Im Oktober 2016 wollte AT&T Time Warner bis Ende 2017 für 85 Milliarden Dollar (78 Milliarden Euro) übernehmen. Inklusive übernommener Schulden betrug der Kaufpreis 108,7 Milliarden Dollar. Die Übernahme wurde aufgrund kartellrechtlicher Streitigkeiten erst 2018 vollzogen. Für deutsche Anleger stellt sich nun die Frage, wie der Vorgang steuerlich zu behandeln ist. Hierbei sind zwei Sachverhalte zu unterscheiden:

1. Die Anleger haben eine Gutschrift für die erhaltenen Anteile bekommen

2. Sie mussten ausländische Quellensteuer bezahlen oder der Verkauf wurde „ausländisch“ behandelt.

Zudem muss man zwischen alten und neuen Anteilen unterscheiden. Von alten Anteilen spricht man, wenn der Erwerb vor dem 31. Dezember 2008 stattfand. Der Bundesfinanzhof hat am 20. Oktober 2016 (AZ: VIII R 10/13) entschieden, dass die erhaltene Gutschrift für Altanteile nicht zu versteuern ist. Bei neuen Anteilen ab 2009 hingegen wird die Leistung als Dividende behandelt und darauf Kapitalertragsteuer einbehalten. Die Vorgehensweise der Finanzverwaltung beziehungsweise der Bank als Helfer des Fiskus ist also dann korrekt, wenn Sie die Aktien ab 2009 erworben haben. Wir vermuten, dass dies bei Ihnen zutrifft. Daher zum ersten Teil Ihrer Frage: Ja, das hat so gesehen alles seine Richtigkeit.

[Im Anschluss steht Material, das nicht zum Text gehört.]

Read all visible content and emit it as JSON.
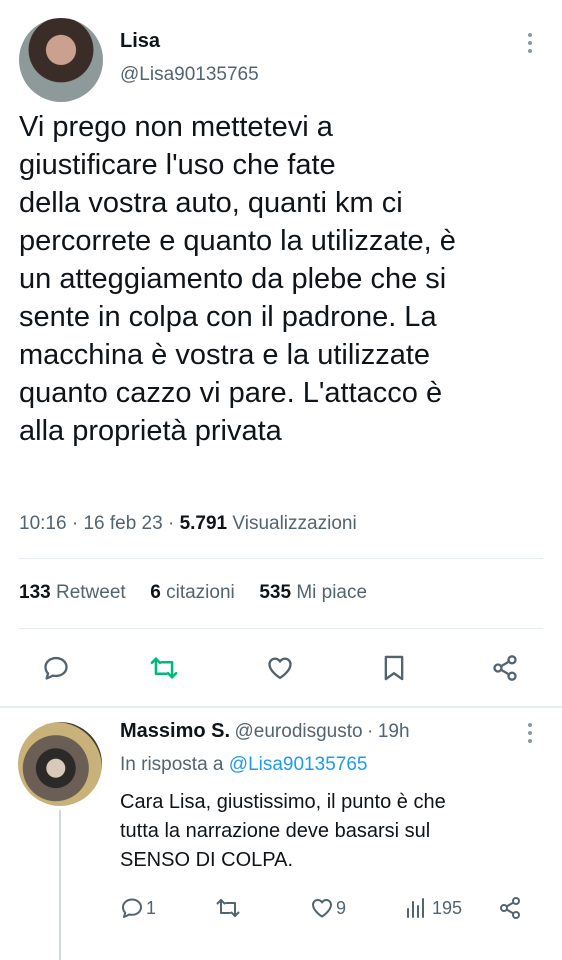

Um Streitigkeiten bei grenzüberschreitenden Sachverhalten zu vermeiden oder zu vermindern, hat Deutschland mit vielen Ländern Doppelbesteuerungsabkommen geschlossen. Aus deutscher Sicht liegt beim Tausch von Anteilen einer Aktie gegen die Anteile einer anderen Aktie eine Veräußerung vor, die aber nach § 20 Absatz 4a Einkommensteuergesetz nicht besteuert wird. Dafür werden beim Verkauf ihre ursprünglichen Anschaffungskosten angesetzt. Wie Ihr Fall ja zeigt, gewähren die USA anscheinend keine Steuerfreiheit. Nach Artikel 13 Doppelbesteuerungsabkommen Deutschland-USA können Gewinne aus der Veräußerung von Anteilen an einer US-Gesellschaft nur in Deutschland besteuert werden. Da hier aber wie dargestellt keine Steuer aus dem Wertzuwachs erhoben wird, fällt keine deutsche Steuer an. Die vom amerikanischen Fiskus einbehaltene Quellensteuer ließe sich gegebenenfalls in einem relativ komplexen Verfahren zurückholen. Hierfür wäre der Kontakt zu einem Steuerberater sinnvoll, da Sie etliche Nachweise erbringen müssen.

Eleganter ist es, im Vorfeld (auch bei Dividenden) der Bank zu bestätigen, dass Sie steuerlich gesehen ein deutscher Steuerinländer sind und dass so die Bank die Quellensteuer (zum Beispiel auf Dividenden) deckelt oder von vornherein nicht erhebt.